Sur quoi devrait-on mettre l’accent en matière de prévention?

Il n’y a rien de miraculeux, mais la chose que je dis toujours aux patients, c’est de commencer par arrêter de fumer. C’est vraiment important parce que le tabagisme accélère le développement de la maladie coronarienne, qui va alors se manifester 10 à 15 ans plus tôt. Et après deux ans sans tabac, son effet délétère sur les maladies cardiaques a complètement disparu (les effets pulmonaires prennent plus de temps à se dissiper, par contre).

Il faut aussi se préoccuper des autres facteurs de risque modifiables comme l’hypertension, le diabète, l’hypercholestérolémie (qu’on peut traiter grâce à de nouvelles molécules, parce que chez certaines personnes, la meilleure prévention, c’est le traitement médicamenteux).

Ce sur quoi on n’a pas assez mis l’accent dans le passé, à mon avis, c’est l’activité physique.
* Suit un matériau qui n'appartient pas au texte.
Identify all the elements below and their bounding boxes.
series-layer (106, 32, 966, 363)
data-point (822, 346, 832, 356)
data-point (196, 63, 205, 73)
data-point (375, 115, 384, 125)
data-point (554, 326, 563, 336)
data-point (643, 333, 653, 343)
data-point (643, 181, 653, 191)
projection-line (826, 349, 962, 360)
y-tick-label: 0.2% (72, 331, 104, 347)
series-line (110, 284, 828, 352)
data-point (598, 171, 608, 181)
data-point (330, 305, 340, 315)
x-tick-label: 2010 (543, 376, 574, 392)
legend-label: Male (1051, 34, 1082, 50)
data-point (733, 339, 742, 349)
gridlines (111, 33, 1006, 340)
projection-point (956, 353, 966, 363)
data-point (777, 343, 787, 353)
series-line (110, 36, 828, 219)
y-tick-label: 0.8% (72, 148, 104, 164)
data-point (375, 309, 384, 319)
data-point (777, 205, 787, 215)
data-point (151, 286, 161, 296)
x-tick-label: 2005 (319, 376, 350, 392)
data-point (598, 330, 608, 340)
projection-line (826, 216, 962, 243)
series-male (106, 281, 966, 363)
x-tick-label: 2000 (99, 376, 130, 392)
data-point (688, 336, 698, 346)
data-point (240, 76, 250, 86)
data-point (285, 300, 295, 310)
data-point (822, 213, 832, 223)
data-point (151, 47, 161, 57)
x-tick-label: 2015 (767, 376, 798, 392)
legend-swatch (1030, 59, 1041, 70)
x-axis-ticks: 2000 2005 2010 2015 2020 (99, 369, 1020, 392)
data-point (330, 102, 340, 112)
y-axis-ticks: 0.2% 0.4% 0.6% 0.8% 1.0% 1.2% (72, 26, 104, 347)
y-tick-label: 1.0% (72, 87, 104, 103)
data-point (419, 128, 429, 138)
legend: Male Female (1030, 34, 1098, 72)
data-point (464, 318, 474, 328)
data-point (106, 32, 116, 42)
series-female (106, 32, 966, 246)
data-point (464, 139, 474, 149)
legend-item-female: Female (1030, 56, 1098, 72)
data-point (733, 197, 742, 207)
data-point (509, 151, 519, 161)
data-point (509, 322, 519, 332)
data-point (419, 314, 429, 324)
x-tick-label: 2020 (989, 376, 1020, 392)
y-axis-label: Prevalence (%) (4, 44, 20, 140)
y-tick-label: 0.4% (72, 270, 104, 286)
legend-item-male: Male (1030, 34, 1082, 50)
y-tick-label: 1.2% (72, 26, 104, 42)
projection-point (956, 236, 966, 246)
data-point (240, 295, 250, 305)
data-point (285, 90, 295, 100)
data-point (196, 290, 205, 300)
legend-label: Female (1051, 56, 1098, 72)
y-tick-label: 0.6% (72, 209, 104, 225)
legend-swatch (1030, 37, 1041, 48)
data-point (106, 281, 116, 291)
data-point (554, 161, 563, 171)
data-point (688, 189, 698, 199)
Heureusement, on en parle plus. Elle est également utile pour nous aider à contrôler les maladies déjà présentes (hypertension, diabète, hypercholestérolémie). On parle d’une activité modérée : 30 minutes, cinq fois par semaine.

Il y a aussi la diète. Celle dite méditerranéenne est très efficace. Chez plusieurs patients, il a été démontré qu’elle a un effet aussi efficace que des médicaments pour réduire le cholestérol. Il faut donc éviter les gras saturés, très présents dans la nourriture nord-américaine.

Enfin, à nouveau, il faut cesser de fumer. Il y a encore beaucoup de femmes qui fument, et selon mon expérience, celles qui font des infarctus à 45 ou 50 ans ont pratiquement toutes cette habitude, à l’exception de celles qui souffrent de maladies lipidiques familiales ou qui appartiennent à des familles avec de la maladie cardiaque précoce.